People are asked to formulate their "career project", and the like. (Interestingly this varies across cultures - I turn up a far greater number of phrases of this sort in French than in English, where the equivalent seems to be "plan".) We talk about research projects - which cannot have defined outcomes, but only defined angles of inquiry. "Project" is the term solution vendors use when they want to know when we intend to buy whatever they peddle: "What is your project timeframe" is a stock question in product information forms. Our societies have a project fetish, as French psychologist Jean-Pierre Boutinet suggests in "Anthropologie du Projet".
In sum, "project" is a particularly overloaded term. I am beginning to wonder whether the debate that has resulted in the crystallization of the "agile community", so-called, might have its roots in a territorial conflict over the "idea space" delineated by the term. People are coming to the software field with wildly different understandings of what "project" means - none of which has a serious claim to be truer than the others - and projecting these conflicting prejudices onto the various activities involved in creating software.
We would do well to step back from the contested space that the term "project" covers. This would also involve stepping back from the ground staked by the terms "agile" and "classical".
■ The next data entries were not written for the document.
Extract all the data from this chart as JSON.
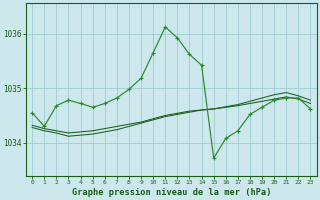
{
  "title": "Graphe pression niveau de la mer (hPa)",
  "background_color": "#cde8ed",
  "grid_color": "#9ecdd6",
  "line_color_dark": "#1a5c1a",
  "line_color_bright": "#2a8a2a",
  "xlim": [
    -0.5,
    23.5
  ],
  "ylim": [
    1033.4,
    1036.55
  ],
  "yticks": [
    1034,
    1035,
    1036
  ],
  "xticks": [
    0,
    1,
    2,
    3,
    4,
    5,
    6,
    7,
    8,
    9,
    10,
    11,
    12,
    13,
    14,
    15,
    16,
    17,
    18,
    19,
    20,
    21,
    22,
    23
  ],
  "series1_x": [
    0,
    1,
    2,
    3,
    4,
    5,
    6,
    7,
    8,
    9,
    10,
    11,
    12,
    13,
    14,
    15,
    16,
    17,
    18,
    19,
    20,
    21,
    22,
    23
  ],
  "series1_y": [
    1034.55,
    1034.3,
    1034.68,
    1034.78,
    1034.72,
    1034.65,
    1034.72,
    1034.82,
    1034.98,
    1035.18,
    1035.65,
    1036.12,
    1035.92,
    1035.62,
    1035.42,
    1033.72,
    1034.08,
    1034.22,
    1034.52,
    1034.65,
    1034.78,
    1034.82,
    1034.82,
    1034.62
  ],
  "series2_x": [
    0,
    1,
    2,
    3,
    4,
    5,
    6,
    7,
    8,
    9,
    10,
    11,
    12,
    13,
    14,
    15,
    16,
    17,
    18,
    19,
    20,
    21,
    22,
    23
  ],
  "series2_y": [
    1034.28,
    1034.22,
    1034.18,
    1034.12,
    1034.14,
    1034.16,
    1034.2,
    1034.24,
    1034.3,
    1034.36,
    1034.42,
    1034.48,
    1034.52,
    1034.56,
    1034.6,
    1034.62,
    1034.66,
    1034.7,
    1034.76,
    1034.82,
    1034.88,
    1034.92,
    1034.86,
    1034.78
  ],
  "series3_x": [
    0,
    1,
    2,
    3,
    4,
    5,
    6,
    7,
    8,
    9,
    10,
    11,
    12,
    13,
    14,
    15,
    16,
    17,
    18,
    19,
    20,
    21,
    22,
    23
  ],
  "series3_y": [
    1034.32,
    1034.26,
    1034.22,
    1034.18,
    1034.2,
    1034.22,
    1034.26,
    1034.3,
    1034.34,
    1034.38,
    1034.44,
    1034.5,
    1034.54,
    1034.58,
    1034.6,
    1034.62,
    1034.65,
    1034.68,
    1034.72,
    1034.76,
    1034.8,
    1034.84,
    1034.8,
    1034.72
  ],
  "ylabel_fontsize": 6,
  "xlabel_fontsize": 5.5,
  "title_fontsize": 6.2
}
Having stepped back, we might more serenely review what we want from various kind of efforts involving the creation of software; which outcomes of these activities we value (the advancement of a discipline with a short history, the economic contribution of software-producing businesses to society, the individual learning which occurs in such efforts, etc.), which outcomes should be avoided (the pressuring and humiliation of workers in the field under unrealistic deadlines, etc.), and which practices are more effective in furthering these aims.